Each election year the words "educational reform and change" echo through the halls of severely under-budgeted, over-crowded classrooms throughout America. After the election, as politicians settle into all the urgent demands that face them, education becomes an agendized topic, and the first default strategy seems to be testing. Testing is touted as a solid measurement of a teacher's value and a student's progress.
Testing has long been used to measure results for many things. It may lend a peek into a child's ability to memorize, but it doesn't offer a solution for learning. Testing doesn't allow for remediation of students who are not learning on grade level; it only acts as a loose measurement of a student's knowledge retained over a certain period of time and a weapon used to fire at teachers when failure occurs.
If we value testing as a way to measure a students knowledge, it seems that entrance exams similar to those used by universities might serve students and the educational process to a much greater degree than tests that merely point blame after the fact.

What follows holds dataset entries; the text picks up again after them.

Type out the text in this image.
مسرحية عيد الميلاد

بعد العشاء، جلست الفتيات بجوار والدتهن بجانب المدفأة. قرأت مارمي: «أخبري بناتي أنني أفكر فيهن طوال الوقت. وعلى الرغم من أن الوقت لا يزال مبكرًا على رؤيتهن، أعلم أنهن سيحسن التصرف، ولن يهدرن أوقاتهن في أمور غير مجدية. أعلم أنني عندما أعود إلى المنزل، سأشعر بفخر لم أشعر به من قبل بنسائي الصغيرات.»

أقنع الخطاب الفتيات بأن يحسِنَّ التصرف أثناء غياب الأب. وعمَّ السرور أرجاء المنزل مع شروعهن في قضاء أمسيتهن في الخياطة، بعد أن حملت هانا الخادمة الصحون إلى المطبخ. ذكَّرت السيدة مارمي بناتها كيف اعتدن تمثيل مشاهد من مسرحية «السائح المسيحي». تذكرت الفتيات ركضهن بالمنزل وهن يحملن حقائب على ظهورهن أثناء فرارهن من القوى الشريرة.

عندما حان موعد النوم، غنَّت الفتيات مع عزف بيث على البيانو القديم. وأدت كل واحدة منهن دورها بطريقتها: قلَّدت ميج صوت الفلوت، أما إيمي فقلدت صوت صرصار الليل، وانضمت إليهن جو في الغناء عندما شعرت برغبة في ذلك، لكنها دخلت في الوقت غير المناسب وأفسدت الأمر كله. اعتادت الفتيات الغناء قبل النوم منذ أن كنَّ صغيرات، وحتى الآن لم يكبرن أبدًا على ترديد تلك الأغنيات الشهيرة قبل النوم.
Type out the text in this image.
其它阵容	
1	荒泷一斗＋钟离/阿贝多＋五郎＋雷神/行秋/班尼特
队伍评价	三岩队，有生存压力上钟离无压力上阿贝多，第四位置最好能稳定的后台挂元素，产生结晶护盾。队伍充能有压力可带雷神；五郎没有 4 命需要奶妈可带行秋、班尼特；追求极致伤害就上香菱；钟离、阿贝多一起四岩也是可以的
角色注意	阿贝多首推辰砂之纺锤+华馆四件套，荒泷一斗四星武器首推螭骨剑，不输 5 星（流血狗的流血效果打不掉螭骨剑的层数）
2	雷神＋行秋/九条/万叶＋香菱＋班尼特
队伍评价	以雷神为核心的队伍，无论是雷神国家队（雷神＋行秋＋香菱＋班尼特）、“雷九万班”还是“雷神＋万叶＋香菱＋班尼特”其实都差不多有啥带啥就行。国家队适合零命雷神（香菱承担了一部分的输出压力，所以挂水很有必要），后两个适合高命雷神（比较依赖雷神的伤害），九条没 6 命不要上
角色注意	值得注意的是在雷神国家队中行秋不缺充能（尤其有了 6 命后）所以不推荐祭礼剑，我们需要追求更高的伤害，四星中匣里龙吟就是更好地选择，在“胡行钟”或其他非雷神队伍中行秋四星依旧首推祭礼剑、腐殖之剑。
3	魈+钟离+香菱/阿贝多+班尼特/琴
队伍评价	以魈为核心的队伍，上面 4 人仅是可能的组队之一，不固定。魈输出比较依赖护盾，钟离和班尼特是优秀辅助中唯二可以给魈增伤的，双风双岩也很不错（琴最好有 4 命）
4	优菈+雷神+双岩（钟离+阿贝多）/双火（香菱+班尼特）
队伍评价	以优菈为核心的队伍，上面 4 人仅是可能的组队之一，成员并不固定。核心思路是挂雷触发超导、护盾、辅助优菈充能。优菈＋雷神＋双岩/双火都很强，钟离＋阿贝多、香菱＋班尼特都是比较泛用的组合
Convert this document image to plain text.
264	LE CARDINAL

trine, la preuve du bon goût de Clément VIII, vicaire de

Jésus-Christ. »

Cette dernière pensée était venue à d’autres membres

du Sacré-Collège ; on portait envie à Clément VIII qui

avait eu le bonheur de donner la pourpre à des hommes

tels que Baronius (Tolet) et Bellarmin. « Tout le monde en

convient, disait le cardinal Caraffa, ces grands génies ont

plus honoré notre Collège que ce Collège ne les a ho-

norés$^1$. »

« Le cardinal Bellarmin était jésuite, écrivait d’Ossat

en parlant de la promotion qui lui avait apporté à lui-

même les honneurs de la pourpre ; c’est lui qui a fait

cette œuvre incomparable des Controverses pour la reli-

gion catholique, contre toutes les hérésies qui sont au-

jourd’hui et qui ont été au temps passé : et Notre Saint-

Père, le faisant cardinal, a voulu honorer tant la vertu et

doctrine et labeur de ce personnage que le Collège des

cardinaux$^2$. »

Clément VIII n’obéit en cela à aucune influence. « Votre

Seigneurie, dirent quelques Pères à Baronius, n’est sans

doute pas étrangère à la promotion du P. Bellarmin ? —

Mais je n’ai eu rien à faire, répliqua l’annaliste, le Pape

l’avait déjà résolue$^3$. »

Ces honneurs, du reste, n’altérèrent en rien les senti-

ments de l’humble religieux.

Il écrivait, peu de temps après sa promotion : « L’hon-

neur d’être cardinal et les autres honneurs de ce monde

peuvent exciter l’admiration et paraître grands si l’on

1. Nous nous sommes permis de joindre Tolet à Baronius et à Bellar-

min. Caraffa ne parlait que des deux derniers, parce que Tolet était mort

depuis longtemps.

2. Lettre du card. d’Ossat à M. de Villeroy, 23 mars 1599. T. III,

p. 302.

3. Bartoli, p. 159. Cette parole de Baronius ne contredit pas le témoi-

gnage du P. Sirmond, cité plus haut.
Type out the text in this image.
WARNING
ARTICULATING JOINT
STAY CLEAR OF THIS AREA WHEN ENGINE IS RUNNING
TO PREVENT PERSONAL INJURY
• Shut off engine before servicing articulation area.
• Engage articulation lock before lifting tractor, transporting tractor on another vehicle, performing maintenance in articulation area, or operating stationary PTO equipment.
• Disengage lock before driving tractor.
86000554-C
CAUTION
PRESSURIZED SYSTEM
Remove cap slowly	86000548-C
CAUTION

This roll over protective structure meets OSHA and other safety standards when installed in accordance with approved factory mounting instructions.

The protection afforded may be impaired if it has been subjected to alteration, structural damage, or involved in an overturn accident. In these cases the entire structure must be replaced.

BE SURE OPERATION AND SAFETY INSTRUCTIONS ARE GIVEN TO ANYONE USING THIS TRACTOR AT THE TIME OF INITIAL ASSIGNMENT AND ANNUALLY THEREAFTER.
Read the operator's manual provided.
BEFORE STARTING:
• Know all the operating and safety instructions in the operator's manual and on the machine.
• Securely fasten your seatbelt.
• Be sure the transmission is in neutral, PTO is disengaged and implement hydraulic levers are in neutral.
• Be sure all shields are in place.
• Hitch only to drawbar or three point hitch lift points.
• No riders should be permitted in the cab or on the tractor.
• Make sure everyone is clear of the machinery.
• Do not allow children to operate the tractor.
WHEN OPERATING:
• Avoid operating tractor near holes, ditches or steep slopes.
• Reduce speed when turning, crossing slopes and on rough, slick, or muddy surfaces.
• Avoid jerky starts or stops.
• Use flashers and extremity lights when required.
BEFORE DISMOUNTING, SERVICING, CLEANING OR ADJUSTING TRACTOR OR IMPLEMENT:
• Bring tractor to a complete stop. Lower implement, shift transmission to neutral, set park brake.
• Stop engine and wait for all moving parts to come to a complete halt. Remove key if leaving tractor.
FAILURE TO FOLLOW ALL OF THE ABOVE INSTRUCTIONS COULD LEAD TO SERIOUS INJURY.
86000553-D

Entrance exams would dissolve the long-standing pressure for social promotion. Kids would no longer graduate from high school who still can't read or write English. Children who struggle with language would no longer sit silent in tears as they're forced into classrooms where they have no idea what is going on. High school students would know that graduation was a true measure of their accomplishment not a way to move them through an old system in our changed world.
if we use testing as a measure of placement it may well reform education as we allow students to learn starting from their true educational ability. Over the next four years of President Obama's term, real education reform should become a top priority. Otherwise movies such as Idiocracy where the smartest person makes Honey Boo-Boo look like a genuis may soon become prophetic entertainment.